Sabadell responds to BBVA takeover bid with macro dividends and record profits | Companies

Banco Sabadell headquarters in Barcelona.YVES HERMANN (REUTERS)

Banco Sabadell goes on the attack hostile takeover from BBVA with dividends and incentives. The Catalan company announced that it will pay an interim dividend of 0.08 euros per share in October, almost three times the 0.03 euros it paid in interim dividends last year and will make its largest cash payment since 2010. The bank is also finishing the best first semester in its history with a profit of 791 million, an improvement of 40%.

The bank he runs Josep Oliu He had already used the generous shareholder payout policy as the main argument for rejecting a BBVA takeover bid last May. That later turned into a hostile takeover. The Catalan bank’s board then promised to distribute $2.4 billion to its shareholders over the next two years as the main argument for 4.83 BBVA shares for each Sabadell share, The Basque organisation said it underestimated the Catalan’s solo career.

Now, which coincided with the first results presentation after the hostile takeover launched by Carlos Torresis repeating that promise and expanding it. The company is promising to pay out $2.9 billion to shareholders between 2024 and 2025 at a rate of 53 cents per share. That’s up 500 million, thanks to a €250 million charge for the reduced impact of Basel IV and another €250 million from a buyback program that was underway when BBVA announced its takeover bid and remained in suspense. The figure represents 27% of the bank’s market capitalization, about $11 billion, and has tripled from $846 million in the past two years.

As a sign of commitment, the bank’s board has agreed to pay a macro dividend of eight cents a share next October, representing 15% of its expected total payout over those two years. That’s nearly three times last year’s interim payment of three cents a share, and four times what it will pay in 2022. It will be the largest cash interim dividend payout since 2010, 14 years ago. And with that payout alone – which includes the extra dividends typically paid at the start of the year – it already exceeds the six cents it paid last year between the two payments.
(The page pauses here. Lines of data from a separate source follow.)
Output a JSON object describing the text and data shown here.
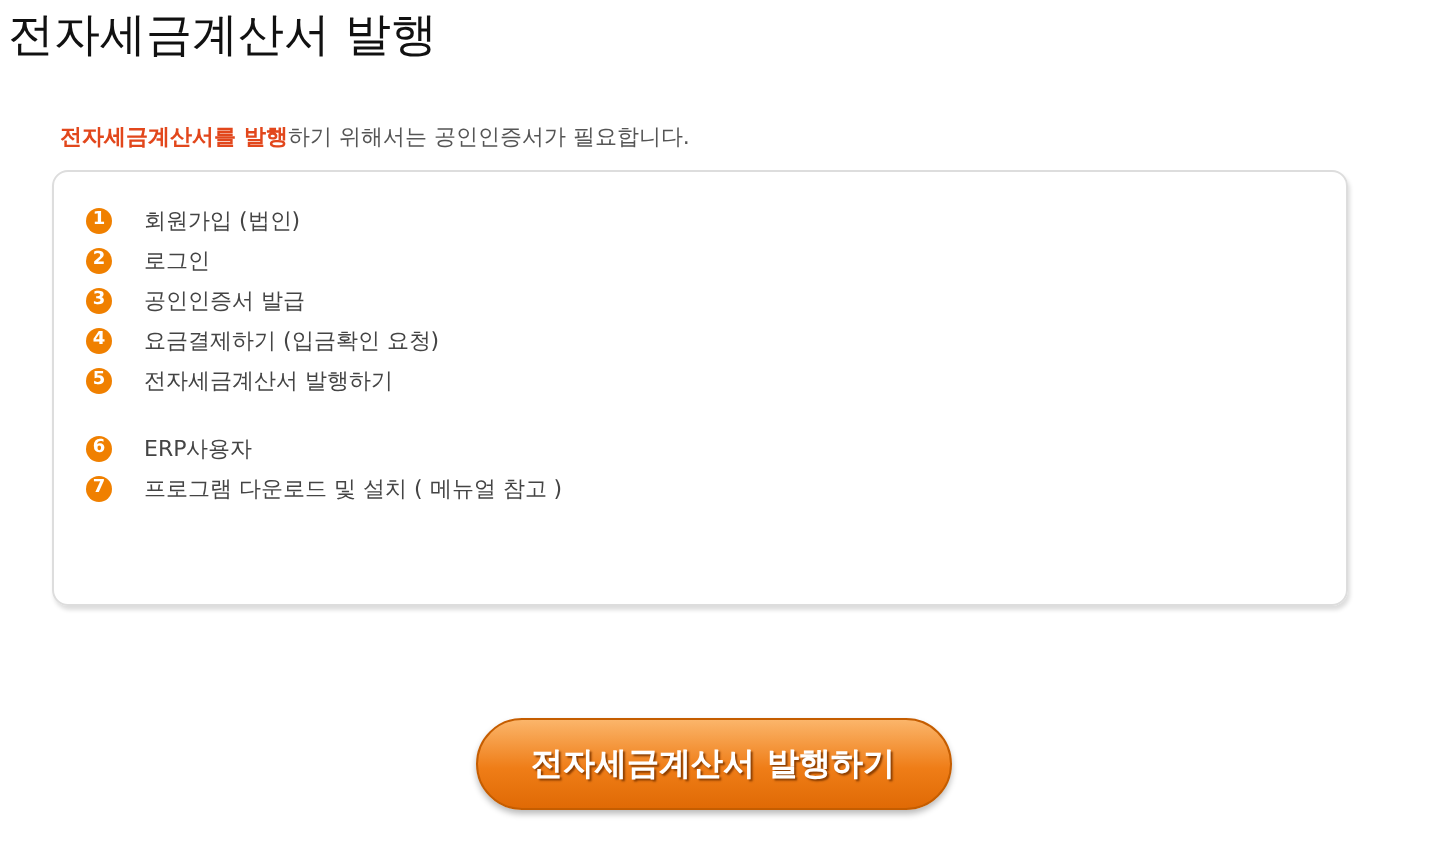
{
  "page_title": "전자세금계산서 발행",
  "intro": "**전자세금계산서를 발행**하기 위해서는 공인인증서가 필요합니다.",
  "step_groups": [
    {
      "steps": [
        {
          "number": "1",
          "text": "회원가입 (법인)"
        },
        {
          "number": "2",
          "text": "로그인"
        },
        {
          "number": "3",
          "text": "공인인증서 발급"
        },
        {
          "number": "4",
          "text": "요금결제하기 (입금확인 요청)"
        },
        {
          "number": "5",
          "text": "전자세금계산서 발행하기"
        }
      ]
    },
    {
      "steps": [
        {
          "number": "6",
          "text": "ERP사용자"
        },
        {
          "number": "7",
          "text": "프로그램 다운로드 및 설치 ( 메뉴얼 참고 )"
        }
      ]
    }
  ],
  "issue_button": "전자세금계산서 발행하기"
}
Although the company’s dividend policy is constrained by the board’s duty to be passive under the takeover ruleThe payment is in line with the bank’s current policy and is likely to be approved by the National Securities Market Commission (CNMV). pay (percentage of profits paid out as dividends) at 60%, although the company’s policy sets a range of 40% to 60%. The bank also committed to returning to its shareholders any capital in excess of the company’s minimum target (13%).

Results

In the first quarter, interest margin increased by 9.8% to 2,493 million, while net fees decreased by 3.3%. Gross profit increased by 9% to 3,061 million, despite the first interest rate cut taken by the European Central Bank (ECB).
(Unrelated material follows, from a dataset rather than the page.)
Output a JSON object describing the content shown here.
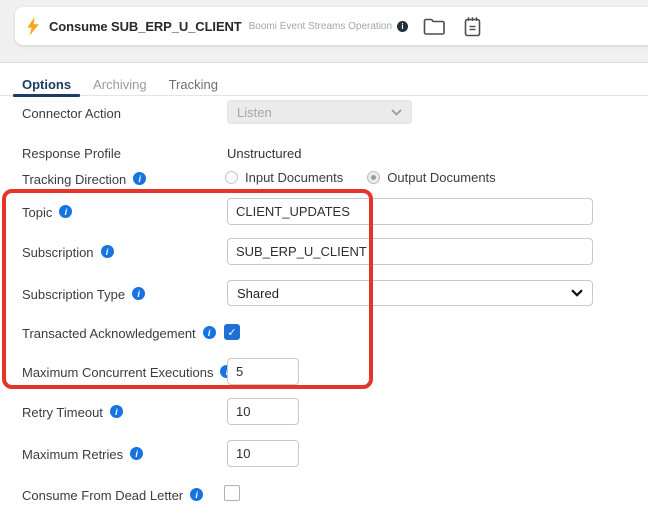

The company explains the increase in profits by the good development of business in the Spanish market. Particularly noteworthy is the increase in loans to companies, with commercial strength in the small and medium business segment being one of the main attractions of the bank, having increased by 35%, to 8.674 million. As for mortgages, until June, the issuance of these loans increased by 14%, and consumer loans – by 17%. The credit balance increased by 0.9%, to 155.164 million dollars.

In contrast to the Spanish market figures, its UK subsidiary TSB saw its profits fall by 25% year-on-year to £79m (€93m), representing a total of 95% of the group’s revenue. The company’s profit margins fell by 1.5% year-on-year to £480m (€570m), while net fees fell by 9.3% to £46m (€54m). In contrast, mortgage lending rose by 43% and consumer lending rose by 60%.

The bank also set its CET 1 capital adequacy ratio at 13.48%, up 18 basis points from the end of Q1. Provisions were down 16%, with the share of non-performing loans at 3.21% compared to 3.46% in Q1, the coverage rate of non-performing assets at 56% and the liquidity ratio at 198%. Return on equity ROTE increased to 13.1%.